In Vivo Magnetic Resonance Spectroscopy

Figure 1 shows in vivo non-localized ¹³C spectra from a subcutaneously implanted R3230Ac tumor before (Fig. 1A) and after 30 hours of [2-¹³C]-glycine infusion at a rate of 0.5 mmol/kg/h (Fig. 1B). Several broad envelopes of resonances centered at approximately 15, 30 and 63 ppm are primarily due to subcutaneous and tumor lipids and are visible in both spectra. After 30 hours of [2-¹³C]-glycine infusion (Fig. 1B), a new set of resonances is visible between 42 and 45 ppm. The resonance of the infused [2-¹³C]-glycine appears at 42.4 ppm (Gly, Fig. 1), and incorporation of this labeled amino acid into the glycinyl-residue of glutathione shifts the position of the ¹³C resonance to 44.2 ppm. For brevity, we will refer to glutathione with [2-¹³C]-glycine incorporated into the glycinyl-residue as (2-¹³C-gly)-GSH (Fig. 1). A broader resonance between these two is thought to be [2-¹³C]-glycine incorporated into other cellular large peptides and proteins (see below). As a comparison, spectra in Figure 1C show data from an analogous study that employed 24 h of [2-¹³C]-glycine infusion at the higher concentration of 1.0 mmol/kg/h. The higher intensity of both the [2-¹³C]-glycine and (2-¹³C-gly)-GSH is evident.

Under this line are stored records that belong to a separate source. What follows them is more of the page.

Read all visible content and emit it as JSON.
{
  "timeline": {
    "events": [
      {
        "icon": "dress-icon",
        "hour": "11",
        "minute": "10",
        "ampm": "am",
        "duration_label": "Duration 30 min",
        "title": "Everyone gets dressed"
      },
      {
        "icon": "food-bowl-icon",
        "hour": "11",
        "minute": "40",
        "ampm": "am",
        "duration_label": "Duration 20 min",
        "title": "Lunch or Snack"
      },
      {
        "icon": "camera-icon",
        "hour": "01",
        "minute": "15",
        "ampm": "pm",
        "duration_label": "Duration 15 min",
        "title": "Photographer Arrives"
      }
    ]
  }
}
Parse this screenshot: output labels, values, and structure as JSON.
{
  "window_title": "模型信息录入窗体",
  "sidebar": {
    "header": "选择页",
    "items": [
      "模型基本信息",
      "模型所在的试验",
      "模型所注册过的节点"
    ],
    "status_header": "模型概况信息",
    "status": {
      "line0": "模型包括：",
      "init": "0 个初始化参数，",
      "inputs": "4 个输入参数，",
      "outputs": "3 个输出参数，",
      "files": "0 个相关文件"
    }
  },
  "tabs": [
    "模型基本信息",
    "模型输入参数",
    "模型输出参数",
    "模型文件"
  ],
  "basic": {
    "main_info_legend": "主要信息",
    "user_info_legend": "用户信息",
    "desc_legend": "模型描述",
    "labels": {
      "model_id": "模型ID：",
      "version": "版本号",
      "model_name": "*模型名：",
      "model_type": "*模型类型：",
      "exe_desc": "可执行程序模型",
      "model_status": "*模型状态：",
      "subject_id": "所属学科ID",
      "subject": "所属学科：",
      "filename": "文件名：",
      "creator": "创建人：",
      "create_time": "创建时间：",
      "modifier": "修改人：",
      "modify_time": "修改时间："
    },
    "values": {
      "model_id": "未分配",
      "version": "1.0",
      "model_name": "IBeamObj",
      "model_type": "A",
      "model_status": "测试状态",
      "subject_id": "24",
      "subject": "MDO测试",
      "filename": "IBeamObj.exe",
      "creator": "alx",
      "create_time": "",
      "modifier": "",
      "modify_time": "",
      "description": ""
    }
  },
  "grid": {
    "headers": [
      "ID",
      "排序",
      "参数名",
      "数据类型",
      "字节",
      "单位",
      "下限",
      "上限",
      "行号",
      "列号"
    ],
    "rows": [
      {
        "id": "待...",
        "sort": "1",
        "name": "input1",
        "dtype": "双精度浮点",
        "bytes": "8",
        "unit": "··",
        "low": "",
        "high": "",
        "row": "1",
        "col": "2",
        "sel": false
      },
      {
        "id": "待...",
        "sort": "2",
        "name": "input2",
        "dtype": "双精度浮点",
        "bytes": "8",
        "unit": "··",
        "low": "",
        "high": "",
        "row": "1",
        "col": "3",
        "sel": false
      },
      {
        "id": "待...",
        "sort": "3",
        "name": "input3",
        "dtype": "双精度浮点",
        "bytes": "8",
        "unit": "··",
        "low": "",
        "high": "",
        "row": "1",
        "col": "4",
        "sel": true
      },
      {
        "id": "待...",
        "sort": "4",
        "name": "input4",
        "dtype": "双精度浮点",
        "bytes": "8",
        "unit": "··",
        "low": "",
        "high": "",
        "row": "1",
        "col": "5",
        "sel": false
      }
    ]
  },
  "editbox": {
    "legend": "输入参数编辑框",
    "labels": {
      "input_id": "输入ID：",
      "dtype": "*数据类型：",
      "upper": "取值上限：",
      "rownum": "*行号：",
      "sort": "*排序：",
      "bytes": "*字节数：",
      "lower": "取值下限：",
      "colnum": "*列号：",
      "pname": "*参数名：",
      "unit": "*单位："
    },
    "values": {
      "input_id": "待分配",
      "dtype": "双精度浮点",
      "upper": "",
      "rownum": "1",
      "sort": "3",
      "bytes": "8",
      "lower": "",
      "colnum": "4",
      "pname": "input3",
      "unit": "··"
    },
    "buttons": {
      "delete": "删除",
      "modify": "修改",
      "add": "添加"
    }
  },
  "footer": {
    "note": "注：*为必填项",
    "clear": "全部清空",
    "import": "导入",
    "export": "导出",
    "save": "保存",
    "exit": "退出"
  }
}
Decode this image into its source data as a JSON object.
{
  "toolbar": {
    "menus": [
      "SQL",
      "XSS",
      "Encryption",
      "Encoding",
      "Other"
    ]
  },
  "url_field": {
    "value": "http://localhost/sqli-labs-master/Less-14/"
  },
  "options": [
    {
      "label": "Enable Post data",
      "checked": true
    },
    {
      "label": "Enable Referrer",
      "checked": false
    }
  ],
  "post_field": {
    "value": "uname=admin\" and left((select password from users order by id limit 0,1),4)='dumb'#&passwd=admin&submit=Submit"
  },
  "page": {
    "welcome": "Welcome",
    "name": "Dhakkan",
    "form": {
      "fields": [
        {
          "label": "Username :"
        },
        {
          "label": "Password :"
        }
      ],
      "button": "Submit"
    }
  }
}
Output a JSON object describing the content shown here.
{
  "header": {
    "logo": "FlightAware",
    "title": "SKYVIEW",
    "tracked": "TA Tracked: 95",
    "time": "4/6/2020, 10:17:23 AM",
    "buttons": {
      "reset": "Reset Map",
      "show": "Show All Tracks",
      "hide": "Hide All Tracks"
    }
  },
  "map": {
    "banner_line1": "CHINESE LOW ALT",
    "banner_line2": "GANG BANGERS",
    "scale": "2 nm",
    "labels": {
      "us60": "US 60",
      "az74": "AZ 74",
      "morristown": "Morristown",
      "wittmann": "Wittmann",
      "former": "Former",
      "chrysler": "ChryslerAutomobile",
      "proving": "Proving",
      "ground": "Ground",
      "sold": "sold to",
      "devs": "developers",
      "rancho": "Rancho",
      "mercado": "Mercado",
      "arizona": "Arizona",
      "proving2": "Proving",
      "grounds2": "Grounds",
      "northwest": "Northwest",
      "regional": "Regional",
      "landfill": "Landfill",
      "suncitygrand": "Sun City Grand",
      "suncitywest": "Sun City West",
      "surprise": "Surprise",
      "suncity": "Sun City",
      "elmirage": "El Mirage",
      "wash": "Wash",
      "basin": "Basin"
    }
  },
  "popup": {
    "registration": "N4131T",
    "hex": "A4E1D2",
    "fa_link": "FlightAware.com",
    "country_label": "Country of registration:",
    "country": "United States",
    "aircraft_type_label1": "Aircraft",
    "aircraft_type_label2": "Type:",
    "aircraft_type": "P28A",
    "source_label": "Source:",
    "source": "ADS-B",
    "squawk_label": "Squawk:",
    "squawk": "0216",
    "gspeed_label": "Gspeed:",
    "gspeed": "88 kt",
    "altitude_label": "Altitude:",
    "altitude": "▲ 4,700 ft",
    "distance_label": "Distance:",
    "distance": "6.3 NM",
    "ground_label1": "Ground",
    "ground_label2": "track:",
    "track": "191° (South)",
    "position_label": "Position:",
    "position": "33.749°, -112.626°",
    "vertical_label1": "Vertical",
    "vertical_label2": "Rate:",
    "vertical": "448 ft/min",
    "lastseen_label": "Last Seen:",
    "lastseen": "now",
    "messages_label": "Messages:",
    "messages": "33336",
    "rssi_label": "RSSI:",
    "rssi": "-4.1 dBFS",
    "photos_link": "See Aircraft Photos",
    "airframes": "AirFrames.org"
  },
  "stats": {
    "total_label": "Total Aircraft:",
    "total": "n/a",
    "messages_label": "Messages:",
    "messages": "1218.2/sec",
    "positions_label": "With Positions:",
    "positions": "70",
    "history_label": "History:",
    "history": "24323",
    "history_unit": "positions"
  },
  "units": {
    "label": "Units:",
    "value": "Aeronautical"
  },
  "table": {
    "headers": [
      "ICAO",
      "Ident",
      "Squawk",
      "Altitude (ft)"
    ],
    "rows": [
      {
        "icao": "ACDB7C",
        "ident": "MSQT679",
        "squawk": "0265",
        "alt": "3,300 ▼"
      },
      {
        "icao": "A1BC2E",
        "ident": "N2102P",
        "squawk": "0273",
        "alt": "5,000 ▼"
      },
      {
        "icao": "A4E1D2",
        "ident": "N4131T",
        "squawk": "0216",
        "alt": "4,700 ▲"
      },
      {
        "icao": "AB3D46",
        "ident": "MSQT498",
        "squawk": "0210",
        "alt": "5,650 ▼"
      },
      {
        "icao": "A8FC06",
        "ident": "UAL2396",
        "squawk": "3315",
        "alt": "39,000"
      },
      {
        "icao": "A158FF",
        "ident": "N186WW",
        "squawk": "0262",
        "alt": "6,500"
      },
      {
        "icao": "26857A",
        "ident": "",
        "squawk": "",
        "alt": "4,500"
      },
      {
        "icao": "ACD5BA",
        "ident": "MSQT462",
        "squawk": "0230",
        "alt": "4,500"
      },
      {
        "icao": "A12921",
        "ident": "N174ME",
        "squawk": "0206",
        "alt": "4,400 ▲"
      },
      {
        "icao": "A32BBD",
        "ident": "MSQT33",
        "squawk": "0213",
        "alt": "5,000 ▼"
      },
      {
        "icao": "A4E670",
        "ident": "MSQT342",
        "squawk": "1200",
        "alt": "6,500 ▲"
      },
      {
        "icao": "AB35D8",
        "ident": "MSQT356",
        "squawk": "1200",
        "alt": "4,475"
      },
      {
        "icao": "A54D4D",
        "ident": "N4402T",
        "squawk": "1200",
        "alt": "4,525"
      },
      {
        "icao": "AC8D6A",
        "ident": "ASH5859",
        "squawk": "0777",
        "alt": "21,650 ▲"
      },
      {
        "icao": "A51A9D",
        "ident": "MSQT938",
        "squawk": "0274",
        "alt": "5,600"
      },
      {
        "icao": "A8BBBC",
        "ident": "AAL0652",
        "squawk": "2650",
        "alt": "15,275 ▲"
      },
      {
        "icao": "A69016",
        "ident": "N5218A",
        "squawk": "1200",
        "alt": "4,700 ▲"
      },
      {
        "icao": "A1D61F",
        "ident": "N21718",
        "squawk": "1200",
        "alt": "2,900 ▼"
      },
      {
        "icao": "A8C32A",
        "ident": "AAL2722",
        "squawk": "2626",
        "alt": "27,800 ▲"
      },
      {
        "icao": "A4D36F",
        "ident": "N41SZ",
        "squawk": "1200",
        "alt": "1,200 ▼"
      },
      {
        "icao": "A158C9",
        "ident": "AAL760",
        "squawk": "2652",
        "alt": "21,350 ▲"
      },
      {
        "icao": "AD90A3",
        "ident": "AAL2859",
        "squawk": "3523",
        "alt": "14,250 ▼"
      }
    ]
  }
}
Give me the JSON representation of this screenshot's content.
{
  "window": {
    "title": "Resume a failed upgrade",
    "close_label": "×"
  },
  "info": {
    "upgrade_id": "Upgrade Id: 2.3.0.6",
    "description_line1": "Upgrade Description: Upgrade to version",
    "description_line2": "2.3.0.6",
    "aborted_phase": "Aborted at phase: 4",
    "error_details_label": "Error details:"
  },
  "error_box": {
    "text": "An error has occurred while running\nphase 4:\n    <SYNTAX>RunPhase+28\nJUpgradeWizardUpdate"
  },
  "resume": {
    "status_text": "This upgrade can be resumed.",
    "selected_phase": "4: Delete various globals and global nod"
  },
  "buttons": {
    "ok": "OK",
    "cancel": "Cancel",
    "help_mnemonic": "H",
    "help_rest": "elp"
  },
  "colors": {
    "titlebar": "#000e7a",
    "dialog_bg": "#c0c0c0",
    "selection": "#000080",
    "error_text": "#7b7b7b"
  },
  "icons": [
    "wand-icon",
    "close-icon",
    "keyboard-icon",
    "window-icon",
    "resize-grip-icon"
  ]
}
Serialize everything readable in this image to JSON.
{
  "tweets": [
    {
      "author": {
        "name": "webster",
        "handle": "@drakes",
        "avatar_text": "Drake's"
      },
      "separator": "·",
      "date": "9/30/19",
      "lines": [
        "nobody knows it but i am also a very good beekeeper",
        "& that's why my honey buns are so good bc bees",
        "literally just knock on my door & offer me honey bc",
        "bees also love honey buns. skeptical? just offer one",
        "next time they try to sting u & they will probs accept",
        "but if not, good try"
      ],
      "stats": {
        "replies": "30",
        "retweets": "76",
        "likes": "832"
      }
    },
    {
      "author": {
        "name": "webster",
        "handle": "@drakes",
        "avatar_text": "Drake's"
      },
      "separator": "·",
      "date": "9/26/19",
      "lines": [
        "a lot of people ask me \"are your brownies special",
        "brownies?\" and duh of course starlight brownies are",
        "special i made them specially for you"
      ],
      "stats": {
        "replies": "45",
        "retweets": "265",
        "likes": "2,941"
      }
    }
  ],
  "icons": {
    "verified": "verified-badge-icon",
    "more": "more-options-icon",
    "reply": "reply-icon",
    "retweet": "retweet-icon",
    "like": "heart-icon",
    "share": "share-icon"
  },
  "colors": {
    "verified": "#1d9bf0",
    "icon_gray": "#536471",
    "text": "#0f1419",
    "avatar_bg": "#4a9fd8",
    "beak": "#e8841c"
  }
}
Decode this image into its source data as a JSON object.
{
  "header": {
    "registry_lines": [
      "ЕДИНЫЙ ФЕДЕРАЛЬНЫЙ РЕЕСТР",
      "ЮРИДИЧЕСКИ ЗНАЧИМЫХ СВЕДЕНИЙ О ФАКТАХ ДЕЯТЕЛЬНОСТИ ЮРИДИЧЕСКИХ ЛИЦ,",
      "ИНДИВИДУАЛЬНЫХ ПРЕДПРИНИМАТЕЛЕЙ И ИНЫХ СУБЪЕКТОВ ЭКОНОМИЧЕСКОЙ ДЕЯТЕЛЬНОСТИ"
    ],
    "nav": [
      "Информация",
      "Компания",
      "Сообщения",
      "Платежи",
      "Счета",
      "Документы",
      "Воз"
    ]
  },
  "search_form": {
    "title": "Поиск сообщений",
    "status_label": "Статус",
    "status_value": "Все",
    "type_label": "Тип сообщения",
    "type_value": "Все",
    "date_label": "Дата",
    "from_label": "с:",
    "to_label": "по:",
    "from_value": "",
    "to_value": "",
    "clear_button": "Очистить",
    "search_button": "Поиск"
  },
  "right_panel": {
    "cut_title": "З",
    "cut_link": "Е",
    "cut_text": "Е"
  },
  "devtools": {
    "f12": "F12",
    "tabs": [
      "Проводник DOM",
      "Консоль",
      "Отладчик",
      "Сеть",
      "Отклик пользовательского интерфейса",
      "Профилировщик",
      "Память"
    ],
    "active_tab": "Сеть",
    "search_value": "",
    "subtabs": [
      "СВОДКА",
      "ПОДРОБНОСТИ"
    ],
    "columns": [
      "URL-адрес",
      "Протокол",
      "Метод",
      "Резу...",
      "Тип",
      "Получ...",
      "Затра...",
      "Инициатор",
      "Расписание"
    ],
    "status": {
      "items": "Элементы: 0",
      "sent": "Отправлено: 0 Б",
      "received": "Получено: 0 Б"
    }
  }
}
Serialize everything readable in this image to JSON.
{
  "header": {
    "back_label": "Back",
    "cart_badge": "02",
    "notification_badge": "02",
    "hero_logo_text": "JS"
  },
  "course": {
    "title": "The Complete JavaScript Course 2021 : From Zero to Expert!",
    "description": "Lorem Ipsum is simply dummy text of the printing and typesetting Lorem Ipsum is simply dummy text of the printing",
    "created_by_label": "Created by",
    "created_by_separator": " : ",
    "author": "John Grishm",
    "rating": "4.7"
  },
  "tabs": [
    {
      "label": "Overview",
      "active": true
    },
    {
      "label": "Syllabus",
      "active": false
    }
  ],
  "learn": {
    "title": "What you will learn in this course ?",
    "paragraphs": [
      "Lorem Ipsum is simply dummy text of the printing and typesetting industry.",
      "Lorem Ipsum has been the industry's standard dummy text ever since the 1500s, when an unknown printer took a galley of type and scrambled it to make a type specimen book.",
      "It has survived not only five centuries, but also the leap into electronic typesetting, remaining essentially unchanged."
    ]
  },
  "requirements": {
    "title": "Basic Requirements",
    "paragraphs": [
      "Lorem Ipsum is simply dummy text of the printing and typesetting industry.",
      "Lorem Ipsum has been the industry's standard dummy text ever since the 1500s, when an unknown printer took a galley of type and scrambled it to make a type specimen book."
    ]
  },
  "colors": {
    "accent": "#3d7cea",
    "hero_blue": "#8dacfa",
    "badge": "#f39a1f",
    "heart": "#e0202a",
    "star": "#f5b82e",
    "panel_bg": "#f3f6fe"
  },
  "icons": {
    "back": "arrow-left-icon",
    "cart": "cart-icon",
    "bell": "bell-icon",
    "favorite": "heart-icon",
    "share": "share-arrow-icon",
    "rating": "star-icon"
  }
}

*In vivo* non-localized ¹³C spectra from a subcutaneously implanted R3230Ac tumor before (A) and after 30 hours (B) of [2-¹³C]-glycine infusion at a rate of 0.5 mmol/kg/h. (C) A spectrum from an analogous study employing [2-¹³C]-glycine infusion at a higher rate of 1 mmol/kg/h. [2-¹³C]-glycine ([2-¹³C]-gly) appears at 42.4 ppm, and incorporation into the glycinyl-residue of glutathione ((2-¹³C-gly)-GSH) is visible at 44.2 ppm. Also detected are labels in two carbons of serine, [2-¹³C]-ser and [3-¹³C]-ser and creatine, ([2-¹³C]-creatine).

In addition to the peaks assignable to [2-¹³C]-glycine and (2-¹³C-gly)-GSH, additional resonances are detectable at 54.8, 57.4 and 61.3 ppm, with the resonance at 61.3 ppm overlapping the background signal. Extract data analysis (below) enabled assignment of these resonances to [2-¹³C]-creatine (54.8 ppm), [2-¹³C]-serine (57.4 ppm) and [3-¹³C]-serine (61.3 ppm).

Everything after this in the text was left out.